Хая отправляется со мной в гемах[200] для невест, где можно взять свадебное платье напрокат. Летних платьев моего размера там всего восемь, и все расшиты пайетками и стразами, отделаны кружевом и фатином, инкрустированы сверкающими кристаллами. Выглядит так, будто кто-то набрал обрезков от разных свадебных платьев и сшил из них один наряд. Я выбираю самое простое, но все равно вычурное, с пышной кружевной юбкой, которая заканчивается колючим подолом на уровне моих лодыжек, и с тяжелым, расшитым стразами поясом с лентами. Зато лиф лаконичный и белый, и его высокий V-образный ворот заканчивается точно у меня над ключицами. Женщина в салоне проката помечает дату моей свадьбы. Мне можно взять платье на две недели, и я должна вернуть его в срок и после химчистки. Мы несем его домой в гигантском мусорном мешке, стараясь не задевать им тротуар. Дома платье стоит, поддерживаемое весом собственной юбки, и первым бросается мне в глаза с утра, словно непрошеный гость, проникший сюда ночью. Его присутствие так осязаемо, что мне страшно, что оно поглотит меня или я каким-то образом пропаду в нем, затерявшись в его объемных фалдах.
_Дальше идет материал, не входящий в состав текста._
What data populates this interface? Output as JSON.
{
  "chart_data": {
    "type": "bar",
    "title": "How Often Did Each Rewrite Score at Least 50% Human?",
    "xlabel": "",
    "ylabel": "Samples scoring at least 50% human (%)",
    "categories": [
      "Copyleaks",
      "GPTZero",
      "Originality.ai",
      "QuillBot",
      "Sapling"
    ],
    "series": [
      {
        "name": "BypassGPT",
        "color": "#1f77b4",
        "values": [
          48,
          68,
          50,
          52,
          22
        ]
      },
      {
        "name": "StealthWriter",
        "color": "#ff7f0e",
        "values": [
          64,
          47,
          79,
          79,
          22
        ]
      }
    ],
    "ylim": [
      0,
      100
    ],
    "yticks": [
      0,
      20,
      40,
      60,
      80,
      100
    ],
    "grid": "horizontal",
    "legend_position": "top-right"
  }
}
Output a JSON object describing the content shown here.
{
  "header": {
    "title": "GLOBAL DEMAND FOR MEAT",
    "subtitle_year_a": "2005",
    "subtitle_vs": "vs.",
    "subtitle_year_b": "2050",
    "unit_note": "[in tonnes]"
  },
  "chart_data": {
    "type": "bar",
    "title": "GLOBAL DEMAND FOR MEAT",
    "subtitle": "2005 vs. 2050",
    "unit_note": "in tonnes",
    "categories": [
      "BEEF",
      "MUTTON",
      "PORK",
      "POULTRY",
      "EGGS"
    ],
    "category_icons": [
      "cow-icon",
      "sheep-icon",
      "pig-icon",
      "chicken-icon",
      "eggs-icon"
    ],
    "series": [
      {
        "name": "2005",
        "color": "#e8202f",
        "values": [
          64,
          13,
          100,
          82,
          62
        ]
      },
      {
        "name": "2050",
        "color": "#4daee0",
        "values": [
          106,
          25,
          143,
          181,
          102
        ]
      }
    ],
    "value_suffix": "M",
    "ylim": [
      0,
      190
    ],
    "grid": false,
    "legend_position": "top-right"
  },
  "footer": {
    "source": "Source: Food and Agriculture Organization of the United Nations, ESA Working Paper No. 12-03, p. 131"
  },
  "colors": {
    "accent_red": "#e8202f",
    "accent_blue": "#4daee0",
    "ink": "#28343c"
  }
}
В последнюю пятницу перед свадьбой я ложусь в постель еще до полуночи. Затихшие улицы благословенно свободны от будничного шума, и свет фонарей рисует четкие, неподвижные полосы на стенах в моей комнате. Когда я засыпаю, простыни все еще хранят прохладу, и сон мой подсвечен бледными огоньками двух свечей для шабата, которые трепещут оранжевыми всполохами и разгораются все ярче и ярче, пока не начинают полыхать повсюду. Я вижу, что Баби и мои тетки Рахиль и Хая склонились над большой кастрюлей и помешивают что-то надо мной. Я понимаю, что в этой кастрюле я сама, и надо мной хлопочут как над мудреным праздничным блюдом. Вокруг меня возвышаются стенки из нержавеющей стали, и где-то очень далеко надо мной светятся их лица. Их лбы сосредоточенно и сердито нахмурены, огонь по-прежнему полыхает вокруг их голов. Как они не замечают, что горят? Странно. Они мешают все быстрее и быстрее, и я слышу, что говорят они обо мне — обо всех моих плохих поступках, о том, что я никогда не даю им повода для гордости. Я в жизни не слышала, чтобы меня так откровенно обсуждали. Разумеется, я всегда ощущала их презрение, едва ли доказуемое, но явное, однако никто так и не сподобился объяснить мне, в чем же дело. Я полагала, что причина в том, что я была живым напоминанием о том, что наша семья далека от идеала. Так уж ли важно, как я себя веду, если происхождения моего все равно не изменить?